The firefly or lightning bug restores the kid in all of us. You just want to get up close to one; maybe capture it for a moment in your cupped hands and peek inside to see the flashing green glow. Then you let it go. You know it won’t sting. It won’t bite. And its light doesn’t burn.
1) The firefly is actually not a fly. And it’s not a bug. It’s a beetle. These soft-bodied beetles usually have a head hidden under a shield, called a thoracic shield. They’re in the family of Lampyridae, or “glow worm.” There are about 20 species of fireflies in New Hampshire.
2) That term, glow worm, really applies to the larvae, which live underground in the winter. While all known firefly larvae glow to one extent or another, not all of the adults glow. For larvae, glowing seems to be a message to would-be predators: “Don’t eat me! I’m toxic!” Chemicals in the larvae are indeed poisonous or distasteful to insects and other predators. Larvae themselves are predators of earthworms and larvae of other insects.
3) In adults, fireflies’ capacity for “bioluminescence” is a different story. When you see fireflies this time of year, it’s usually in an open area, like a field, marsh, or lawn. And it’s usually a male, like the species Photinus pyralis, making its glowing J-shaped flight pattern. His flashing bursts are messages to the female: “I’m here! Look at me. Where are you?” The female, meanwhile, is usually hunkered down on the ground, with a much more subtle glow: “Psst! I’m over here, silly! Come on over.”
4) Some firefly species really put on a show for the ladies. In big groups, they synchronize their flashes, like amorous fireworks displays. On river banks of Malaysian jungles, one species synchronizes its flashes with choreographed precision, by the thousands. Must be quite a sight. Another species performs this synchronized glowing dance in the Great Smoky Mountains in early June.

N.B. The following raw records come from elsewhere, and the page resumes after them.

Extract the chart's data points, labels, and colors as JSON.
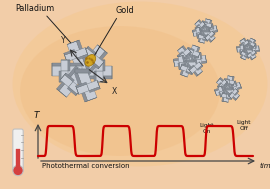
{
  "bg_color": "#f2cda8",
  "glow_color": "#f0c898",
  "arm_light": "#c8cdd6",
  "arm_mid": "#adb3be",
  "arm_dark": "#8a9099",
  "edge_color": "#70787f",
  "gold_fill": "#d4a418",
  "gold_edge": "#a07810",
  "curve_color": "#cc0000",
  "axis_color": "#444444",
  "text_color": "#111111",
  "palladium_label": "Palladium",
  "gold_label": "Gold",
  "xlabel": "Photothermal conversion",
  "xlabel2": "time",
  "ylabel": "T",
  "light_on_text": "Light\nOn",
  "light_off_text": "Light\nOff"
}
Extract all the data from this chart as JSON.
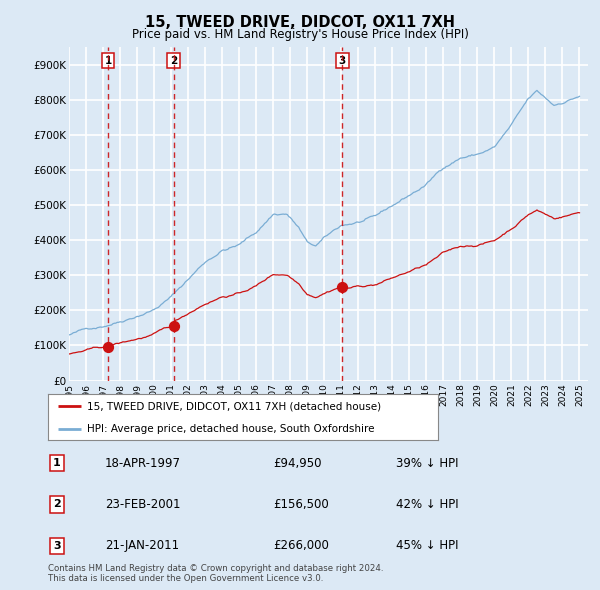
{
  "title": "15, TWEED DRIVE, DIDCOT, OX11 7XH",
  "subtitle": "Price paid vs. HM Land Registry's House Price Index (HPI)",
  "background_color": "#dce9f5",
  "plot_bg_color": "#dce9f5",
  "ylim": [
    0,
    950000
  ],
  "yticks": [
    0,
    100000,
    200000,
    300000,
    400000,
    500000,
    600000,
    700000,
    800000,
    900000
  ],
  "ytick_labels": [
    "£0",
    "£100K",
    "£200K",
    "£300K",
    "£400K",
    "£500K",
    "£600K",
    "£700K",
    "£800K",
    "£900K"
  ],
  "hpi_color": "#7aadd4",
  "price_color": "#cc1111",
  "marker_color": "#cc1111",
  "vline_color": "#cc1111",
  "grid_color": "#ffffff",
  "purchases": [
    {
      "date_num": 1997.3,
      "price": 94950,
      "label": "1"
    },
    {
      "date_num": 2001.15,
      "price": 156500,
      "label": "2"
    },
    {
      "date_num": 2011.06,
      "price": 266000,
      "label": "3"
    }
  ],
  "table_entries": [
    {
      "num": "1",
      "date": "18-APR-1997",
      "price": "£94,950",
      "note": "39% ↓ HPI"
    },
    {
      "num": "2",
      "date": "23-FEB-2001",
      "price": "£156,500",
      "note": "42% ↓ HPI"
    },
    {
      "num": "3",
      "date": "21-JAN-2011",
      "price": "£266,000",
      "note": "45% ↓ HPI"
    }
  ],
  "legend_entries": [
    "15, TWEED DRIVE, DIDCOT, OX11 7XH (detached house)",
    "HPI: Average price, detached house, South Oxfordshire"
  ],
  "footer": "Contains HM Land Registry data © Crown copyright and database right 2024.\nThis data is licensed under the Open Government Licence v3.0.",
  "xlim_start": 1995.0,
  "xlim_end": 2025.5
}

5) Their glow comes from a chemical reaction produced in special organs in the lower abdomen. The process involves magnesium, oxygen and the light-emitting compound luciferin. It’s a cold light, producing no heat at all. A form of luciferin produced in the lab is used in medicine and genetics research for detecting magnesium and other properties. Even the U.S. military is interested in the bioluminescence of fireflies. Among the possible uses are creating landing zones for helicopters and identification markers to distinguish friendly soldiers and weapons from enemy.
You can learn more about the fireflies in your neighborhood by observing them. Follow an individual firefly and keep track of its Morse-code-like flashing pattern. You can also use a flashlight to trick fireflies. Put the flashlight low to the ground and turn it on and off quickly, just a little. Watch the male fireflies approach!
If you capture fireflies and put them in a jar, be sure to poke some holes in the lid so they can breathe. You can find several different species over the course of the summer. Be sure to let them go!